"... Continuando a acompanhar as histéricas através dos séculos, no final da Idade média elas começaram a ser identificadas com as bruxas. A histeria passava a agregar genitália com o demônio. Aquelas criaturas femininas que curavam com poções mágicas, copulavam e faziam pactos com o demônio, entravam em transe e, como castigo, acabavam condenadas à fogueira. Segundo as ordens do papa Inocêncio VIII, em 1484, “... realmente, nos últimos tempos chegou a nossos ouvidos, o que certamente nos afligiu com amarga tristeza, que muitas pessoas, de ambos os sexos, sem pensar em sua salvação e afastando-se da Fé Católica, abandonaram-se a demônios, íncubos e súcubos. Por isso, decretamos e ordenamos que os já mencionados inquisidores tenham o poder para proceder à justa correção, ao encarceramento e ao castigo de quaisquer pessoas, sem embaraço e impedimento (...)”
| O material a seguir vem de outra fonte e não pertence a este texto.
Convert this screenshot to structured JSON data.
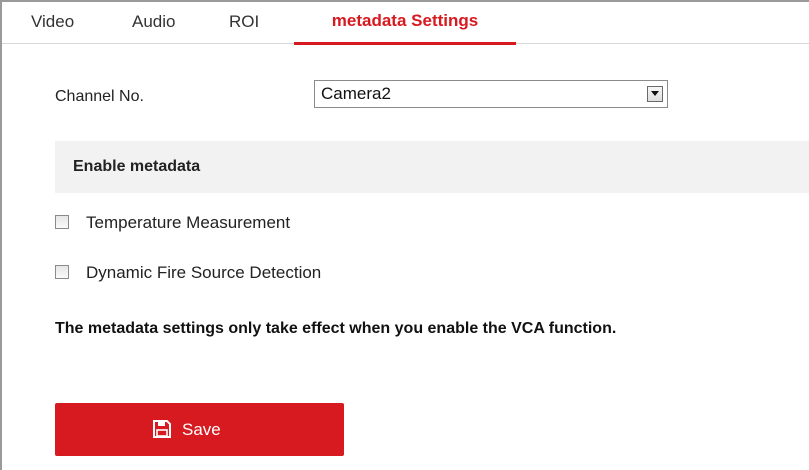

Sobre o “tratamento” das bruxas-histéricas publicou-se em 1486 um famoso manual chamado Malleus Maleficarum (Martelo das Bruxas). Alguns trechos desse Malleus Maleficarum pode nos dar uma pálida idéia da dimensão da histeria, não apenas das pacientes mas, da sociedade à sua volta.
“.... Os carrascos aproximaram-se, então, removendo-lhe o sambenito. Ela não esboçou qualquer resistência. Quando um eles, porém, tocou o laço que prendia o largo roupão ao corpo, ela gritou e recuou. As mãos fortes dos carrascos buscaram-na incontinente, imobilizando-a. O tecido que cobria seu corpo foi retirado e sua nudez pecaminosa expôs-se aos nossos olhos piedosos, alertados para os perigos e artimanhas do inimigo do Senhor, que a fez tão bela e tão sedutora com o único propósito de ceifar almas para o fogo do inferno. Percebi, porém, que ela estava mais magra do que era antes do processo”.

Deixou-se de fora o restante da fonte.